The administration has argued that putting the pandemic behind us is the key to quashing inflation. In November, Treasury Secretary Janet L. Yellen explained, “I think it’s important to realize that the cause of this inflation is the pandemic. It shut down our economy. It boosted unemployment to almost 15 percent, and we’ve been opening up in fits and starts.” She predictedthat “when the economy recovers enough from covid . . . people go back to eating out, traveling more, spending more on services, and the demand for products, for goods begins to go back to normal.” She estimated that “if we’re successful with the pandemic to be sometime in the second half of next year, I would expect prices to go back to normal.”
There are inklings that the economy is ahead of schedule in returning to normal. In January, the economy added about 467,000 jobs, rather than losing jobs as many expected. And on Wednesday, there was another dollop of good economic news: The Census Bureau reported that monthly retail sales rose 3.8 percent.
Below the top-line numbers, there was more good news. Forbes reported: “Total retail sales in January were up 12.7% compared to last year with non-store sales up 8.3%. Apparel and accessories, food services and department stores showed a significant bounce back from January 2021 with sales up 22.3%, 27.9% and 11.5% respectively, as consumers resumed more activities outside the home including shopping and dining.” Recall that the lull in spending on services (when venues were closed and people did not want to go out) contributed to the price hikes and shortages on goods.
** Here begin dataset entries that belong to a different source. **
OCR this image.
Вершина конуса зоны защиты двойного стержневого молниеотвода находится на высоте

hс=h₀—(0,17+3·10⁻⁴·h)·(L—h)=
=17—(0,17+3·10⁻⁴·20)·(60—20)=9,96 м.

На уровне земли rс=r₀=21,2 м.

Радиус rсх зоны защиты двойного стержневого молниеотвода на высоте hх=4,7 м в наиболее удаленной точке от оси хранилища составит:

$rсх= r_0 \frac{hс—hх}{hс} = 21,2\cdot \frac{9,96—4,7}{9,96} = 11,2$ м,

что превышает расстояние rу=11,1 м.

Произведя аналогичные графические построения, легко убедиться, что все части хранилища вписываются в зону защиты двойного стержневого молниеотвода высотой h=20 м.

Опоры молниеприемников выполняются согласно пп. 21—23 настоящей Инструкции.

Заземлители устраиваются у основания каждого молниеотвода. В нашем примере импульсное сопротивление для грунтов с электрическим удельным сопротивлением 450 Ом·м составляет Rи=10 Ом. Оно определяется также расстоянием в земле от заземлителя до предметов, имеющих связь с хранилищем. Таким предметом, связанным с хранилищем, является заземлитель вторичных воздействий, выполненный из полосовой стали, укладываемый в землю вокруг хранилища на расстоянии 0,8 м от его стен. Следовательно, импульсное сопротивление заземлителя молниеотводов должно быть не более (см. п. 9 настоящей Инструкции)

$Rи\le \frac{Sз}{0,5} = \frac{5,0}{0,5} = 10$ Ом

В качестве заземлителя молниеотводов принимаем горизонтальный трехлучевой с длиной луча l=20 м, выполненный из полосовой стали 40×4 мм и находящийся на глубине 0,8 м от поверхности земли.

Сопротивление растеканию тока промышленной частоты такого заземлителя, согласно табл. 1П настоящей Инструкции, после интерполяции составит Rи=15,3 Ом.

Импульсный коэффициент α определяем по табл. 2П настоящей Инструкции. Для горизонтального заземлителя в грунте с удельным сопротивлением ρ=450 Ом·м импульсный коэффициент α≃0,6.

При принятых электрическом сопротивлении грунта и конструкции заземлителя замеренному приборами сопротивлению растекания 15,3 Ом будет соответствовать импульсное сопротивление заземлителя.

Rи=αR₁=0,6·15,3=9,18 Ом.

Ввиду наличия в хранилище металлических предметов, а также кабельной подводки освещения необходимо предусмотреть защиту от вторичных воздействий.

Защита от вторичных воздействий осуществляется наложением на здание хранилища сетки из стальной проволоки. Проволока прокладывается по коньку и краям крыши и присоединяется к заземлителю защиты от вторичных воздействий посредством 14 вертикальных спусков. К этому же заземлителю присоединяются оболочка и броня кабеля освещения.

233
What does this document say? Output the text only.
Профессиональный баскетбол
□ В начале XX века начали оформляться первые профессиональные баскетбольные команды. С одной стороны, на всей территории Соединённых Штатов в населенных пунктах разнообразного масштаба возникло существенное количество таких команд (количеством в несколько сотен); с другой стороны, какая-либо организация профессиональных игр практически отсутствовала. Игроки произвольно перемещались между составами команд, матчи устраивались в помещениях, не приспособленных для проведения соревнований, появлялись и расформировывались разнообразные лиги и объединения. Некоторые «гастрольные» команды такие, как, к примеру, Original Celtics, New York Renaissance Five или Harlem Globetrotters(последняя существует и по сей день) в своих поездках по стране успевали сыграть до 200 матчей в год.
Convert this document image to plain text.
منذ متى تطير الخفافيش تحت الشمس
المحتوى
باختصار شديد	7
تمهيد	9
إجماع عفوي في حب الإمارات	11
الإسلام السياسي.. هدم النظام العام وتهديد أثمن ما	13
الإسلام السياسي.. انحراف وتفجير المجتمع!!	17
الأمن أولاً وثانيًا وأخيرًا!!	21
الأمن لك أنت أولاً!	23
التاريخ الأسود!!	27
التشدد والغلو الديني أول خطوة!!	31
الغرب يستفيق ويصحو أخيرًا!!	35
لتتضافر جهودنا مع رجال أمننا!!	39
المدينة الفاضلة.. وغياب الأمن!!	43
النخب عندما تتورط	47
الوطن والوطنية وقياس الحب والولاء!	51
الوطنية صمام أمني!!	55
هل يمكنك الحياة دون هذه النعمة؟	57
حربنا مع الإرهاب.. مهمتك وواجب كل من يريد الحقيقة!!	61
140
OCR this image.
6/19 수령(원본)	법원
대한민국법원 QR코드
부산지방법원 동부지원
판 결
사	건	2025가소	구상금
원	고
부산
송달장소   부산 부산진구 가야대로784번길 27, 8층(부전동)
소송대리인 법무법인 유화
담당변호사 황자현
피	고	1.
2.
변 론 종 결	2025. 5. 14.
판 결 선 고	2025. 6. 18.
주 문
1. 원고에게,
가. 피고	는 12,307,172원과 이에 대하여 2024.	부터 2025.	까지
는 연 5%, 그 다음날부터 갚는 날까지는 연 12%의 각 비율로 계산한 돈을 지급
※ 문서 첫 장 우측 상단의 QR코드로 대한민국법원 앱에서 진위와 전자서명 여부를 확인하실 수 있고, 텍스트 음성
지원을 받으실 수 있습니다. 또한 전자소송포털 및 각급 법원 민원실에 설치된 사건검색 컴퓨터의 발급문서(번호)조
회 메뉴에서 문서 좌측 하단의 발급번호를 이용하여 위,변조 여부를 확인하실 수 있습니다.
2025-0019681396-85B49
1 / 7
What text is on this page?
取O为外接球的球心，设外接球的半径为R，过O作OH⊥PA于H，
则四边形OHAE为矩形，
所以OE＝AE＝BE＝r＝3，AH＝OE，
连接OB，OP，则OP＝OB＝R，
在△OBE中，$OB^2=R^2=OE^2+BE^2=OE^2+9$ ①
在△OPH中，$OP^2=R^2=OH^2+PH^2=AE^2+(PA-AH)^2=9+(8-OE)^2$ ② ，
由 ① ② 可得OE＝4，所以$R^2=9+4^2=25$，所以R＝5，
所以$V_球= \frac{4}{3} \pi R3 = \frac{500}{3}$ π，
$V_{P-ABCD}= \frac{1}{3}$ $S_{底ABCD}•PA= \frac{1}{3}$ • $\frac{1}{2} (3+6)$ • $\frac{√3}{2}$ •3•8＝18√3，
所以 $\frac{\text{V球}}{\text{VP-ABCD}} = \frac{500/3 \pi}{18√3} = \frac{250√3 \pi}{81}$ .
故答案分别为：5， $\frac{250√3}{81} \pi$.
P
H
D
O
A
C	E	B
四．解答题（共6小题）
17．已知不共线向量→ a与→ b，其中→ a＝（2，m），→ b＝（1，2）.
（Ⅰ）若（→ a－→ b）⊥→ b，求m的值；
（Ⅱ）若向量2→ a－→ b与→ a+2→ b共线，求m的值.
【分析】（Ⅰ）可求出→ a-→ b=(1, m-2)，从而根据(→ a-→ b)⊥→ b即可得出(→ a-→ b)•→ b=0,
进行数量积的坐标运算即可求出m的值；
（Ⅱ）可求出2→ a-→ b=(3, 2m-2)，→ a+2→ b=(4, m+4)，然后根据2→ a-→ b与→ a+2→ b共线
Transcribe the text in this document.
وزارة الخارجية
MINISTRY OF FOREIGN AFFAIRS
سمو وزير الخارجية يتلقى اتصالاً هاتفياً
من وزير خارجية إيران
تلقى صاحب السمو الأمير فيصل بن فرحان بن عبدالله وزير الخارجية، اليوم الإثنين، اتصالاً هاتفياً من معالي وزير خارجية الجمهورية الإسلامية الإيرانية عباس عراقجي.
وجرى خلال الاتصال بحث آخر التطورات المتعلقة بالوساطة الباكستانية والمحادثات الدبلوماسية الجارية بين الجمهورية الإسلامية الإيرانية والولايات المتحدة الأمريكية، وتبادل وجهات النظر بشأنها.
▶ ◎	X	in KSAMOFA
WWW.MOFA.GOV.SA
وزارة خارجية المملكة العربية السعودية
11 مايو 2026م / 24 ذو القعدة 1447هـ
The White House has good reason to be wary of premature declarations of victory. It’s still possible that another dangerous variant emerges in the future, and the administration must remain prepared to respond quickly.
Nevertheless, Biden should be able to claim credit for a public health triumph. Victory is tempered by the stunning, heartbreaking loss of 900,000 lives to covid over the past two years. But when the pandemic recedes, deaths diminish, life returns to normal and prices recalibrate, there will be plenty to celebrate.